Turning Point have a Friends and Family team in place to offer free and confidential support to people who have been affected by someone else's drinking or drug taking. Visit their website here to find a service near you.
The Advocacy Project
The Advocacy Project is an independent charity based in Ladbroke Grove providing Independent Mental Health Advocacy for residents of both Westminster and RBKC. They support residents of the borough to access mental health services, raise issues of concern with services and support people to speak up. Attached is a copy of their Book of Services, which is a guide compiled by their Different Voices group, with input from service users who access local mental health resources. The Book features local organisations and support services that have been recommended or researched by service users. It has been widely welcomed by those who have accessed support through its use and also by the people who work with service users in a variety of settings; from people in hospital to those in the community.
They have now compiled an insert to the Book of Services highlighting a number of additional services that may be of support to those affected by the Grenfell fire.
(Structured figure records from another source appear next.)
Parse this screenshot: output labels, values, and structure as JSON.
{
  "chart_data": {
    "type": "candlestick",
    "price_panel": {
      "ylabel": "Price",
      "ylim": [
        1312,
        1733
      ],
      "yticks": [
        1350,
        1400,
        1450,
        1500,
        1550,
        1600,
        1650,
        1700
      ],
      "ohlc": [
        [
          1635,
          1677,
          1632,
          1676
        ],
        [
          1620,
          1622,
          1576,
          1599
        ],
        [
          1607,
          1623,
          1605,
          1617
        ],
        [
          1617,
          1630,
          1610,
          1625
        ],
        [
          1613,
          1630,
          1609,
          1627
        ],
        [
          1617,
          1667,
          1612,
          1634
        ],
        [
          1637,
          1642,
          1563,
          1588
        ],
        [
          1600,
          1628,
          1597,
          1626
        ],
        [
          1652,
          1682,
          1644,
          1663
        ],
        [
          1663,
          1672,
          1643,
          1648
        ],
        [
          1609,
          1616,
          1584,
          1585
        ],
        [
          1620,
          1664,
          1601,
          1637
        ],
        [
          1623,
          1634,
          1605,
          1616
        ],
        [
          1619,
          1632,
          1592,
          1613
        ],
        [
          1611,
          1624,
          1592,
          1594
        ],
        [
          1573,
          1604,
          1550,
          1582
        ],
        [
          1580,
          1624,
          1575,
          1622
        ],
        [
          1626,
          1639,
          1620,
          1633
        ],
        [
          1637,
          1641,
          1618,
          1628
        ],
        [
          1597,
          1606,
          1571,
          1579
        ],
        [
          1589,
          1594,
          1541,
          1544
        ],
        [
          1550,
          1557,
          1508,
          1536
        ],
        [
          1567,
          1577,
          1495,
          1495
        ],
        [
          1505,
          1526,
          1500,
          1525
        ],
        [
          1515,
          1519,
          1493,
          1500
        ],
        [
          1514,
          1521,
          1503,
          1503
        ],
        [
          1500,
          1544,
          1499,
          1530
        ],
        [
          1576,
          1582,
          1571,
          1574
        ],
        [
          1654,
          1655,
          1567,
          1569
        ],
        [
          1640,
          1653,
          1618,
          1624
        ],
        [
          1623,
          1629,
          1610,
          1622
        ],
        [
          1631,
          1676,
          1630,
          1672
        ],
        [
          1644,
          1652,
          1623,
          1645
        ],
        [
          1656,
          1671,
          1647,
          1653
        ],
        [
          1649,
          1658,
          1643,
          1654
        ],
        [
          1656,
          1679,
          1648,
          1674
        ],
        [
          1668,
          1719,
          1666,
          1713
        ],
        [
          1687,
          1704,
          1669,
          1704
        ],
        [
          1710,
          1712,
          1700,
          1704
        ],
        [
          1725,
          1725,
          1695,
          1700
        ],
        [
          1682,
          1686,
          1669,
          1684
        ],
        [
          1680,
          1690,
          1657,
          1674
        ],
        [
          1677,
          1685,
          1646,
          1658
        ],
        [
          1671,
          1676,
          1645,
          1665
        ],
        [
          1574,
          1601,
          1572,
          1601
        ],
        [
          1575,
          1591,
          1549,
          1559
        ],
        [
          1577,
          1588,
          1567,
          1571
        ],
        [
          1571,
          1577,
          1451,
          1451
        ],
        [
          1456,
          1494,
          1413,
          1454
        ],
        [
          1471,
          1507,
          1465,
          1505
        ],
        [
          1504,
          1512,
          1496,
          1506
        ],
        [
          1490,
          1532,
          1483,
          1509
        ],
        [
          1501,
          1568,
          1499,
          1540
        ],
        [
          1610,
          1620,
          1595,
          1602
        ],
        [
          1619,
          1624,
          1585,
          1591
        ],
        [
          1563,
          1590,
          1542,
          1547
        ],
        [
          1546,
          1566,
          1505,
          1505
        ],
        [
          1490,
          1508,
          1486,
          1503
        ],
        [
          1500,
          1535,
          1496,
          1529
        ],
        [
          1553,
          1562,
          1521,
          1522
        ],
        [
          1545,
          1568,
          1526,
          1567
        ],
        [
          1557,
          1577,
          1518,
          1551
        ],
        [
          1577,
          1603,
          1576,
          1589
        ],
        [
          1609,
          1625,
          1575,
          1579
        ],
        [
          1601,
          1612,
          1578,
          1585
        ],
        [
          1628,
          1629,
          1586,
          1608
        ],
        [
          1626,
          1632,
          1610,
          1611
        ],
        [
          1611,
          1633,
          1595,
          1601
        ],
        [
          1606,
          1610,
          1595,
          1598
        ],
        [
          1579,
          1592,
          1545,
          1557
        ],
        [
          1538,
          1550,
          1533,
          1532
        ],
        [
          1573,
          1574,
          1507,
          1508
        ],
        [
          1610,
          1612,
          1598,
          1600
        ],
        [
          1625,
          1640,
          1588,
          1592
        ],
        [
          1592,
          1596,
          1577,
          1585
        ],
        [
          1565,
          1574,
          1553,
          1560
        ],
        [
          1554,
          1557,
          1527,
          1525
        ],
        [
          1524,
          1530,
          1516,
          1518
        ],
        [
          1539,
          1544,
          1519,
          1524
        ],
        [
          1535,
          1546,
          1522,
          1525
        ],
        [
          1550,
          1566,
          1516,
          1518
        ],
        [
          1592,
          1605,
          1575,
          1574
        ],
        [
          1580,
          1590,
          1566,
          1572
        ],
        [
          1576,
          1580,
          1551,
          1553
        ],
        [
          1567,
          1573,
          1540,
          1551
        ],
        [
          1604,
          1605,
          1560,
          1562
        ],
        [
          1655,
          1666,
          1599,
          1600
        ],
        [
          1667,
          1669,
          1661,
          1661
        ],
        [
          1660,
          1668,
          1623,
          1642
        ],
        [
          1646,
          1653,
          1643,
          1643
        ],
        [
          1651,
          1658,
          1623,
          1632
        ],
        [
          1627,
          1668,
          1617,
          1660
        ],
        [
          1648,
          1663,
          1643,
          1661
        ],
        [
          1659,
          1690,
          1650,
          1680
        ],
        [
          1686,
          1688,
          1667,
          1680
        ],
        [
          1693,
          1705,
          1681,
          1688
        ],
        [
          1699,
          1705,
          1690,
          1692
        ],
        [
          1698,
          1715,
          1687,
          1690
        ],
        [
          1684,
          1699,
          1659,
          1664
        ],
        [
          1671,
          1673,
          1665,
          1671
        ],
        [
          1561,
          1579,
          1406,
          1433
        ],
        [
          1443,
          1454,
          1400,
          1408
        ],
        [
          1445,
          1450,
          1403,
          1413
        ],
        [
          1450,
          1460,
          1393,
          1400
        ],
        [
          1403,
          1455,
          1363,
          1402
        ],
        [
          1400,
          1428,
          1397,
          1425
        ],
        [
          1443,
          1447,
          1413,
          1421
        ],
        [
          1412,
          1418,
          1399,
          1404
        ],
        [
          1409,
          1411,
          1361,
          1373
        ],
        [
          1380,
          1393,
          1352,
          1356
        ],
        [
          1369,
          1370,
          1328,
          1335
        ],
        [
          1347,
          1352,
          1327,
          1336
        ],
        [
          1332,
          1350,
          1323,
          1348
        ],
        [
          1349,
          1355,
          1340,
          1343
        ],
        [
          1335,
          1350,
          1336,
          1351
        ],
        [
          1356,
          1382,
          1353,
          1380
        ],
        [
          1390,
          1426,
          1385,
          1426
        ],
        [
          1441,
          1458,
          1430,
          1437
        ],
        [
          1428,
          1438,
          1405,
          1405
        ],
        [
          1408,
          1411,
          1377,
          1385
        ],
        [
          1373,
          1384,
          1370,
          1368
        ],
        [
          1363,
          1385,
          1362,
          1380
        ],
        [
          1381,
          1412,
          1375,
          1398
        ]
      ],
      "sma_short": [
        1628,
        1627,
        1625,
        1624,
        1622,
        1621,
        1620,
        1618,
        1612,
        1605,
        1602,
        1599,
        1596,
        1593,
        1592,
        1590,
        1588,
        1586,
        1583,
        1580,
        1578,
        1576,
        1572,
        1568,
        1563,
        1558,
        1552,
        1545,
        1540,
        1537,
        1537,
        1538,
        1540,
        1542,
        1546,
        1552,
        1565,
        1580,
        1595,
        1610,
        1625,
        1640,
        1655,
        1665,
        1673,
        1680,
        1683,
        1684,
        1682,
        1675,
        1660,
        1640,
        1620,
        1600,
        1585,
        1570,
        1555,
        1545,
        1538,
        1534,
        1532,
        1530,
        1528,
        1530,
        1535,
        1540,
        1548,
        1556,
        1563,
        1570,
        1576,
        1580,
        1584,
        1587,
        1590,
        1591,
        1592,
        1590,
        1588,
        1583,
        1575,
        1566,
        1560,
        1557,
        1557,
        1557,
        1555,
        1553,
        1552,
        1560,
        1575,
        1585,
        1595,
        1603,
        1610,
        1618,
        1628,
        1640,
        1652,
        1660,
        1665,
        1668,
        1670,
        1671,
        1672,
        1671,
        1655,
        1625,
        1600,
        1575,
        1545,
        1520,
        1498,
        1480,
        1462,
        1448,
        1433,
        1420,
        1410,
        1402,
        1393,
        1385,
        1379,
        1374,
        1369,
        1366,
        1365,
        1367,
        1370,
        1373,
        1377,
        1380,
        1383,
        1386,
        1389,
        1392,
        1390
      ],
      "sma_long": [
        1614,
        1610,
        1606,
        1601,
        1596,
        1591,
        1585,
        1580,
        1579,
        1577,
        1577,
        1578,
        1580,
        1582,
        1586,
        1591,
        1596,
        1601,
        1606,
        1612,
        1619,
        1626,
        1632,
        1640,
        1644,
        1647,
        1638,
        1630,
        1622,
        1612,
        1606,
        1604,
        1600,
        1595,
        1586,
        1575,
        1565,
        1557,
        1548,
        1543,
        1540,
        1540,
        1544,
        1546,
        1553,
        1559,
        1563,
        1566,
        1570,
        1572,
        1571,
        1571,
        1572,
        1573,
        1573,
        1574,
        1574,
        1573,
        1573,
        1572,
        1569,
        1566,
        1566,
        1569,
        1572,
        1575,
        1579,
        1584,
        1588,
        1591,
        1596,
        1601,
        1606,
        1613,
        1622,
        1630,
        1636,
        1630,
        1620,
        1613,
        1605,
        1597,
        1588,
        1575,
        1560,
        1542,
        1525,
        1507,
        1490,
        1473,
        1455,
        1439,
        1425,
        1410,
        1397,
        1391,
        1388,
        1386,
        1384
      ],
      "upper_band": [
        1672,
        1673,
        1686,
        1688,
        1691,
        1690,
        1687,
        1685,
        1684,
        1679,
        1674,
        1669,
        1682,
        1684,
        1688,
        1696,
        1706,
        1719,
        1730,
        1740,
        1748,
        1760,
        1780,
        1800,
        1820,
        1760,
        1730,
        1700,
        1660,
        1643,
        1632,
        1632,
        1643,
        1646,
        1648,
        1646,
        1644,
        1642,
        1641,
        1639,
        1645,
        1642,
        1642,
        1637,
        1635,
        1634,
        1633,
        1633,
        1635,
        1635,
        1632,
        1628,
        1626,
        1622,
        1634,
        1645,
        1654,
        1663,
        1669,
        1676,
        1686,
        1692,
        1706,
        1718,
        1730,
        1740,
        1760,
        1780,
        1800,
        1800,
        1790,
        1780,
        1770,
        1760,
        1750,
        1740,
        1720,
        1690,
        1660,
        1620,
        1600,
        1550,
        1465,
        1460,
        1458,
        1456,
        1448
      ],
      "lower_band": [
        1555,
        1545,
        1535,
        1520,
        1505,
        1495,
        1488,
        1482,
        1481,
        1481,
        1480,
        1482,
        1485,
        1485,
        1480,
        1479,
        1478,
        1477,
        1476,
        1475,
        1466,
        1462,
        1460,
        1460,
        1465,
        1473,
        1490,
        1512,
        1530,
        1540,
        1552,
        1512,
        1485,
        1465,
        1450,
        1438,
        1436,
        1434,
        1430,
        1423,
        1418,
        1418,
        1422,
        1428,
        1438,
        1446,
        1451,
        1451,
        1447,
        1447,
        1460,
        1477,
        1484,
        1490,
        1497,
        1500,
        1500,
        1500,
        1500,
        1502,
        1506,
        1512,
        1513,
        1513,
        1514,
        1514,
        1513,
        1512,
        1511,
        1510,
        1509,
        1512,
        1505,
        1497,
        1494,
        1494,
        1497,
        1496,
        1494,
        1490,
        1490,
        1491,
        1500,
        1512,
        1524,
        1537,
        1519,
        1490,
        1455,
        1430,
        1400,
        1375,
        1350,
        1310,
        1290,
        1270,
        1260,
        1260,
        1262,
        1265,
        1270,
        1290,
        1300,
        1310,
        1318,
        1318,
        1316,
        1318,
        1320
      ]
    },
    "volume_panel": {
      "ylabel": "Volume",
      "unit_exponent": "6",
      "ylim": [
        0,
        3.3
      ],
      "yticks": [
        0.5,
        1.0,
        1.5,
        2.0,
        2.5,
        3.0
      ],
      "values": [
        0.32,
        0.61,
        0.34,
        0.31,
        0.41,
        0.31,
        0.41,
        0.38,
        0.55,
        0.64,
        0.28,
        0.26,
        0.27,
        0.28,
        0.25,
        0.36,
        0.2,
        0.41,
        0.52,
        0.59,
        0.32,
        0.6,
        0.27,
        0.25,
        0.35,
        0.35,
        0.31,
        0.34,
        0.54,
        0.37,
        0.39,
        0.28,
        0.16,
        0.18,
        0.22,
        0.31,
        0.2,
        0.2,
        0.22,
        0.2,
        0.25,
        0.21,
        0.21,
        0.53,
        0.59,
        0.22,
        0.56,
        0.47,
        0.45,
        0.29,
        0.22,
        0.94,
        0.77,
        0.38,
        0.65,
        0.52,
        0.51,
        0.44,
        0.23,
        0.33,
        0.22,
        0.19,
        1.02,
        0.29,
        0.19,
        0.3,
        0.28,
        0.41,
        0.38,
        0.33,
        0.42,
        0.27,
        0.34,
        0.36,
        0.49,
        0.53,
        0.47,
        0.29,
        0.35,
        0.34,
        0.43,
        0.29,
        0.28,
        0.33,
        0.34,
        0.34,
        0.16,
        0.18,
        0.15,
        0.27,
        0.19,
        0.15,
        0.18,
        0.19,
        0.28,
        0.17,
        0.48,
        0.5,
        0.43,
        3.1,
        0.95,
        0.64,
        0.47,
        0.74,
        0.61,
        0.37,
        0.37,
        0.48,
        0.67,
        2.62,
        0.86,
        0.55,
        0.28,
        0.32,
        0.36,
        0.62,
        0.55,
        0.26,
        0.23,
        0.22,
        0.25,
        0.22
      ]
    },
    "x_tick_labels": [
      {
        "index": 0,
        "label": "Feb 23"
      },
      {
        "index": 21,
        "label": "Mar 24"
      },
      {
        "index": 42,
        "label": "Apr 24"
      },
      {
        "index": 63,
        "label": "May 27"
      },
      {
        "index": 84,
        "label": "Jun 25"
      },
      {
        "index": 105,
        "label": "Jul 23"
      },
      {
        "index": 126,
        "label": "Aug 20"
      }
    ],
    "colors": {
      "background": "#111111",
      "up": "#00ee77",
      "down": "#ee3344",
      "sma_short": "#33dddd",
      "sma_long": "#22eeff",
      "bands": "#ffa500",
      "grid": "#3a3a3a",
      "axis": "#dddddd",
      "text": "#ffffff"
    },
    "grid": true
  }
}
They have been consulting with Central and North West London NHS Trust to identify what additional services or resources are being considered by the Trust and to see how best residents will be able to access these services. They are aware that the list of local services continues to change, along with the needs of local residents. They are also aware that the insert is written in English and would be happy to try and identify translation resources that would be most useful for residents.
Cruse Bereavement Care is a national charity for bereaved people in England, Wales and Northern Ireland. Cruse offers support to adults, young people and children when someone dies, whatever the circumstances. They offer face-to-face, telephone, email and website support.
Their free phone helpline is 0808 808 1677 and is open Monday to Friday 9:30am to 5pm (excluding bank holidays), with extended hours to 8pm on Tuesdays, Wednesdays and Thursdays. You can also email them on firstname.lastname@example.org.
A Red Cross helpline is in action to help give practical or emotional support to anyone who needs it and capacity of this is being expanded to give people a central point of contact. The number is 0800 458 9472 - available 8am to 8pm. Out of these hours, messages can be left on an answerphone which will be picked up and responded to at 8am.